Karen Bardsley admits her impending retirement is yet to fully sink in, although the Manchester City goalkeeper is already looking towards furthering women’s football off the field.

A frustrating past few years dealing with hamstring injuries, accompanied by multiple operations and long stretches on the sidelines has convinced the 37-year-old to end her career at the end of this season.

The issue has plagued Bardsley since the 2019 World Cup, but she has had more than a decade at the top level, helping City win eight trophies, including their maiden Women’s Super League title in 2016.

Karen Bardsley was capped 82 times by England (John Walton/PA)
Karen Bardsley was capped 82 times by England (John Walton/PA)

Capped 82 times by England, Bardsley will officially bring the curtain down with a watching brief when City face Chelsea in the FA Cup final at Wembley on May 15 – even if she struggles to accept the fact.

“It’s still not really sunk in,” said Bardsley, who joined City at the end of the 2013 season. “I don’t think it’s going to sink in until the very end of the year and the very end of the contract.

“The game at Wembley is going to be the last big event but I’m still going to be going into the club for my physio, so until all that comes to a close, it’s just going to feel like a super long off-season.

“The most emotional moment for me was when I made the announcement to the girls and the coaching staff in the auditorium at the training ground.

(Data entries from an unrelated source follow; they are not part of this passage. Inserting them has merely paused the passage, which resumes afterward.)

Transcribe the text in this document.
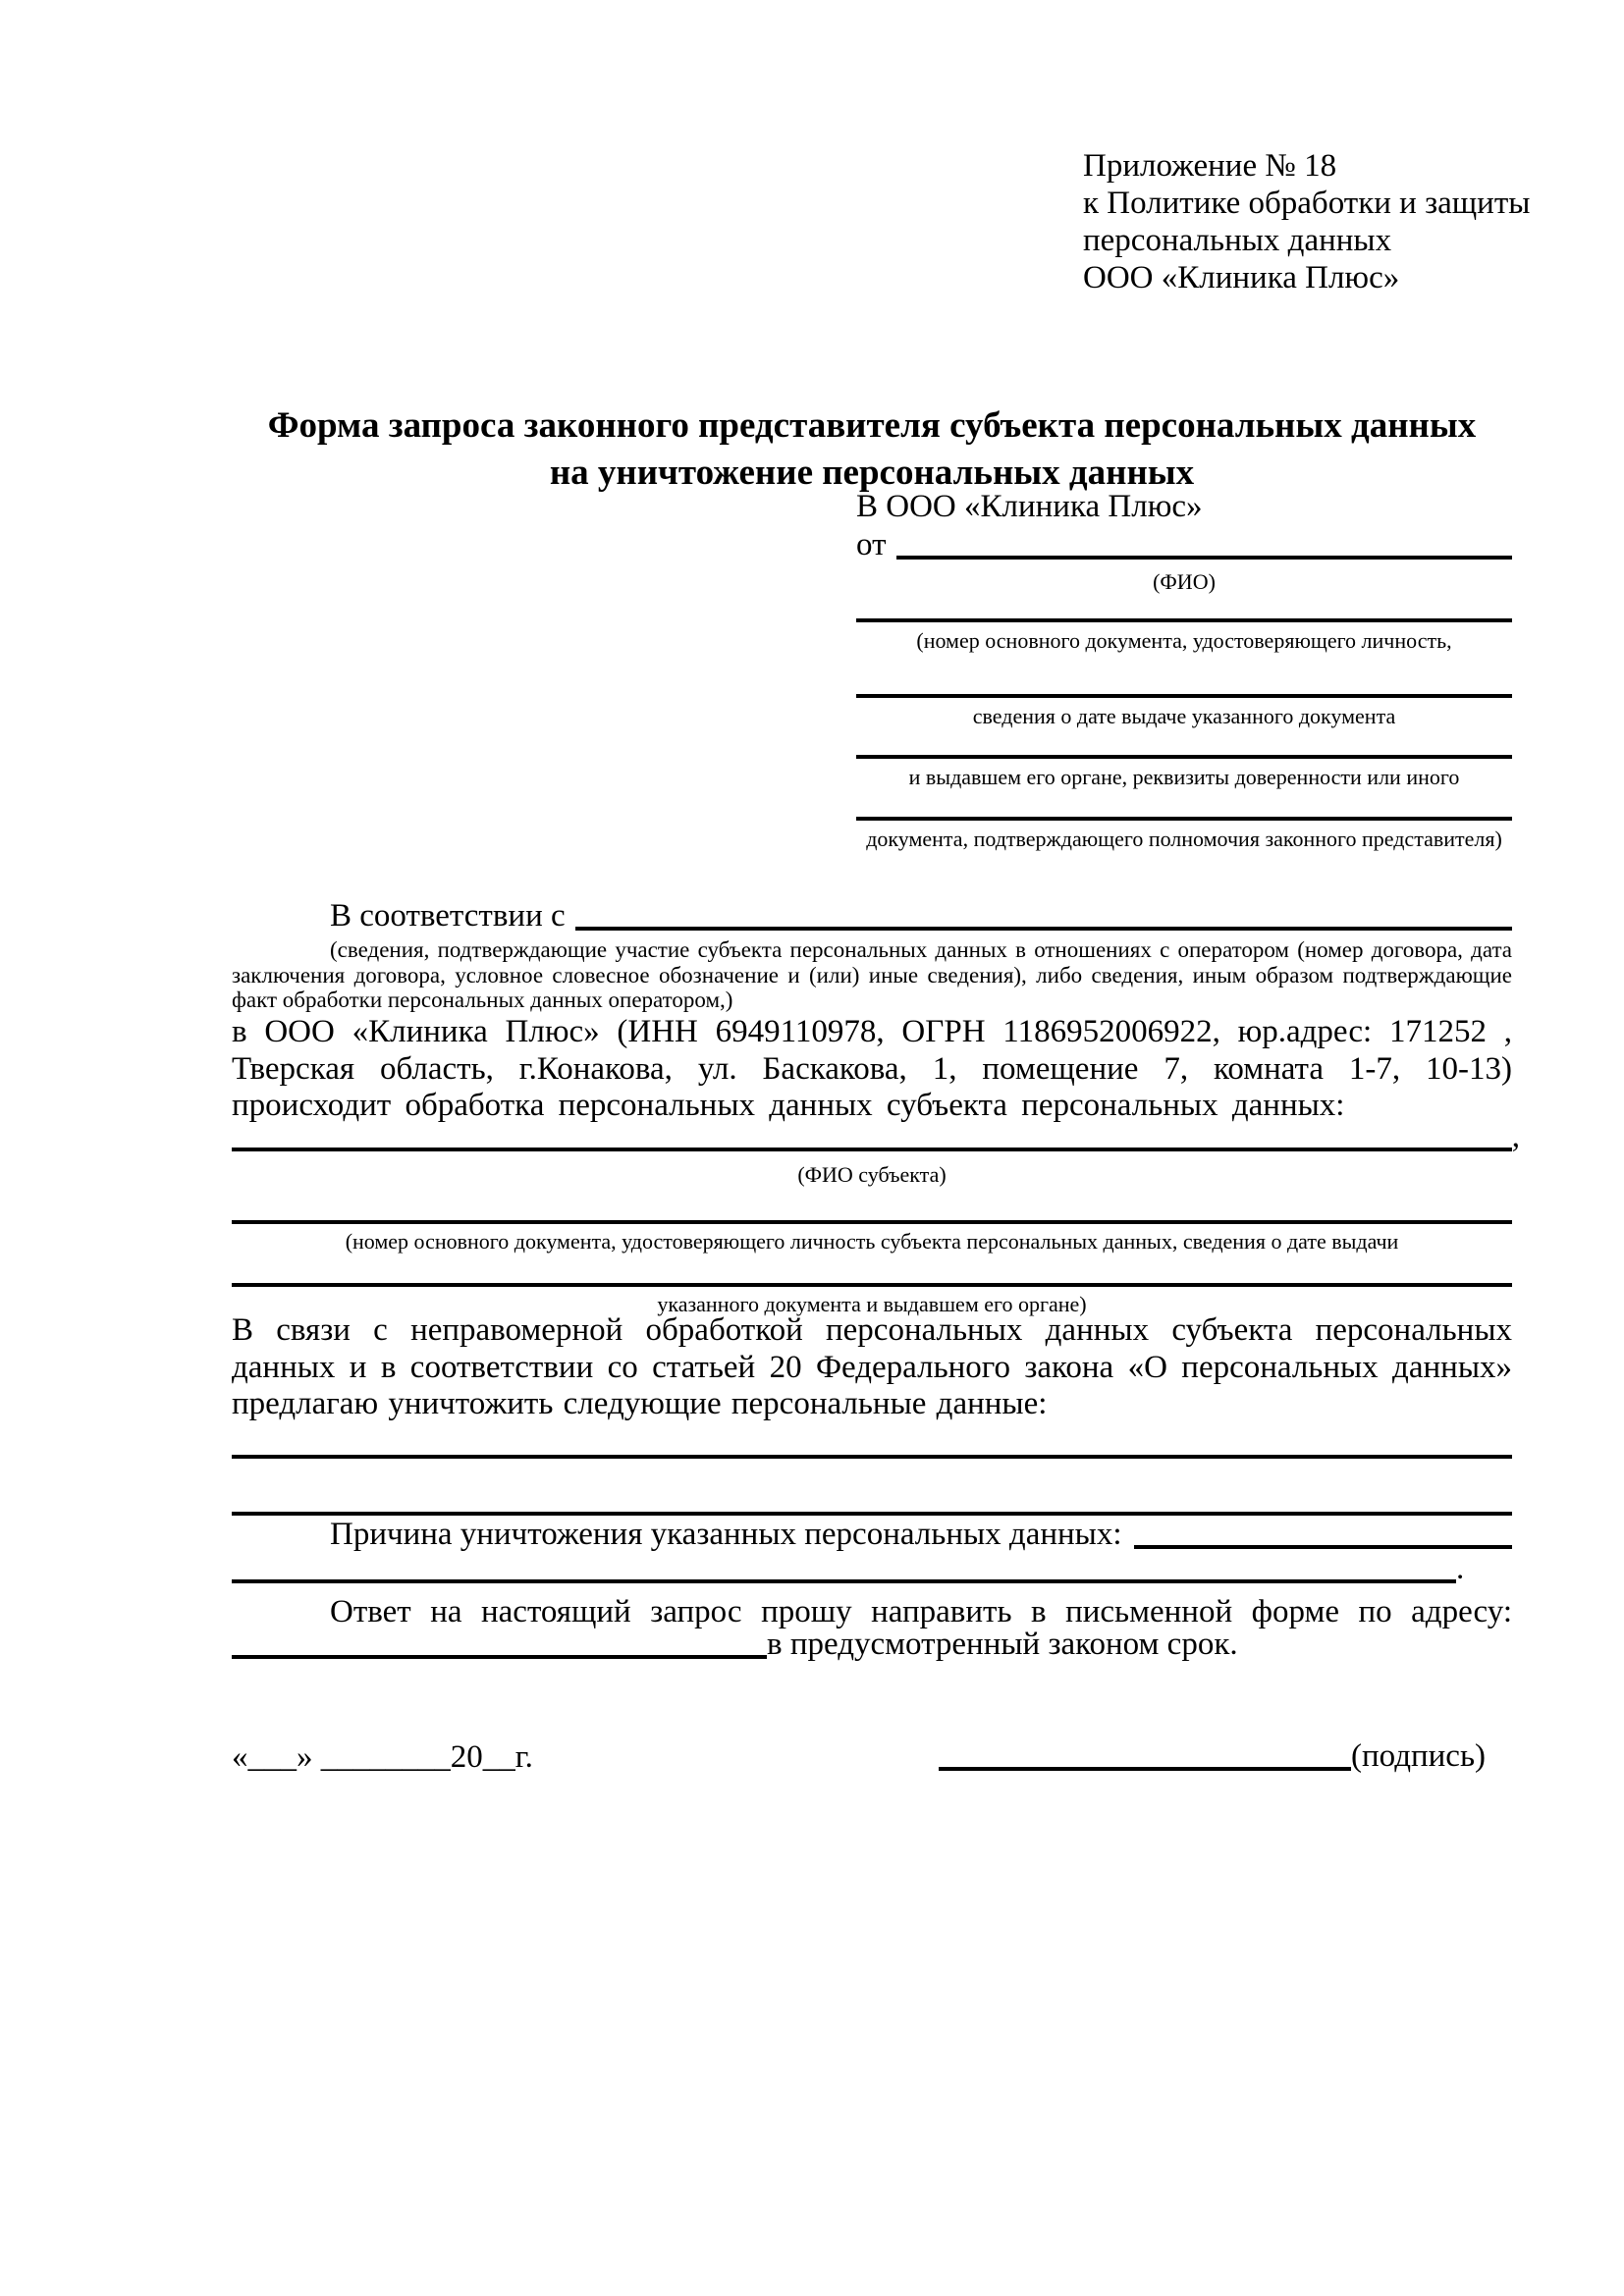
Приложение № 18
к Политике обработки и защиты
персональных данных
ООО «Клиника Плюс»
Форма запроса законного представителя субъекта персональных данных
на уничтожение персональных данных
В ООО «Клиника Плюс»
от
(ФИО)
(номер основного документа, удостоверяющего личность,
сведения о дате выдаче указанного документа
и выдавшем его органе, реквизиты доверенности или иного
документа, подтверждающего полномочия законного представителя)
В соответствии с
(сведения, подтверждающие участие субъекта персональных данных в отношениях с оператором (номер договора, дата заключения договора, условное словесное обозначение и (или) иные сведения), либо сведения, иным образом подтверждающие факт обработки персональных данных оператором,)
в ООО «Клиника Плюс» (ИНН 6949110978, ОГРН 1186952006922, юр.адрес: 171252 , Тверская область, г.Конакова, ул. Баскакова, 1, помещение 7, комната 1-7, 10-13) происходит обработка персональных данных субъекта персональных данных:
,
(ФИО субъекта)
(номер основного документа, удостоверяющего личность субъекта персональных данных, сведения о дате выдачи
указанного документа и выдавшем его органе)
В связи с неправомерной обработкой персональных данных субъекта персональных данных и в соответствии со статьей 20 Федерального закона «О персональных данных» предлагаю уничтожить следующие персональные данные:
Причина уничтожения указанных персональных данных:
.
Ответ на настоящий запрос прошу направить в письменной форме по адресу:
в предусмотренный законом срок.
«___» ________20__г.	(подпись)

To have to walk in there and stand up in front of everyone and say ‘hey guys, I’m retiring and never going to play football’. That hit me, I got really choked up.

“The day after the FA Cup is going to be weird. Hopefully I remember everything, but it’s going to be really strange. I think that drive home the next day is going to be really weird.”

Bardsley helped England go all the way in the 2019 SheBelieves Cup and featured in three World Cups and two European Championships, while she was a proud Team GB representative at London 2012.

United States-born Bardsley commemorated the occasion by getting a tattoo of the Olympic rings on her left wrist, having pledged to high school friends years earlier she would if she ever got the chance to compete at a Games.

Team GB’s run to the quarter-finals left a lasting impact on her, and she said: “It was my first experience and so far the only experience in true parity. It wasn’t even a matter of getting paid this, it was a matter of the resources being split equally.

“The men’s team and the women’s team did everything exactly the same, I thought that was incredible and it really opened my eyes to how things should be.

“We stayed in the same hotels, had the same meals and mealtimes together and shared the same training venues. We got to know each other and at the end of the day we’re footballers with shared experiences.

Karen Bardsley, back row third left, represented Team GB at London 2012 (Andrew Matthews/PA)
Karen Bardsley, back row third left, represented Team GB at London 2012 (Andrew Matthews/PA)

“That was the stepping off point for women’s football and I just hope in terms of parity we get back to that moment again. It’s really hard to explain how it felt, but it felt right.”

In 2020, Bardsley become the first professional footballer to sit on a County FA’s Board of Directors after being appointed independent non-executive director for women and girls’ football in Manchester.

A fundamental aim was to continue the growth of women and girls’ participation in football in the city and Bardsley says the role opened her eyes to “what making a difference on a bigger scale feels like”.

While Bardsley detailed the enormous changes that have taken place across her career – when she started the back-pass rule was non-existent in women’s football – she believes there is still a way to go.

“A lot of it is around the general respect for the game and the players, that’s probably something I’d like to see change a bit more,” added Bardsley.

“If there’s a big opportunity for a game or a tournament, it should be in terms of parity. There’s no reason in my eyes that a men’s tournament should be any different to a women’s or vice versa.”